Health hasn’t been disrupted like those markets because it is much more complex and harder to do. It involves governments, life and death and risk, lots of regulation, and, doctors, whose minds are not easily changed.

But “the community” is rallying around digital health, and around the FHIR standard. At its beating heart, this community is all about collaboration these days.

FHIR had its origins in collaboration. Its founder just wanted to release the power of the web to health, so developed it initially as means of more easily getting complex offline data onto the web to be shared more seamlessly.

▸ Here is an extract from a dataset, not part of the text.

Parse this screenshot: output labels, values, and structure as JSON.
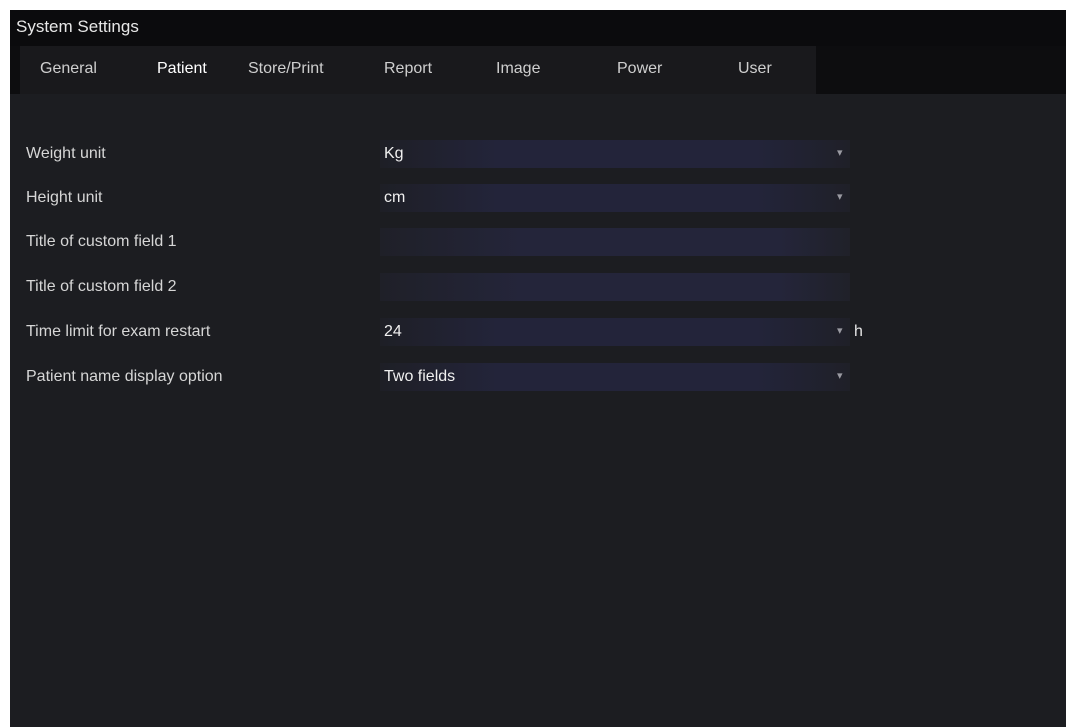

He then gave the standard to the HL-7 global organisation for free, as an open standard. Like other famous open standard software projects, such as Linux, Apache, Git, Java and Android even, Mr Grieve worked out that things would progress if he shared his work with the community and encouraged that community to keep sharing.

Healthcare software’s history has been pretty much the opposite to collaboration. But FHIR, and the MHR have forced so many parties together for the greater good.

That “collaboration”, both among developers, and now increasingly among competing companies (Cerner vs Epic for example) and governments (state vs federal), is the new black.  MHR has helped that process.

Every other market that has been digitally transformed woke up to collaboration. Now health has as well, thanks, in part, to the MHR.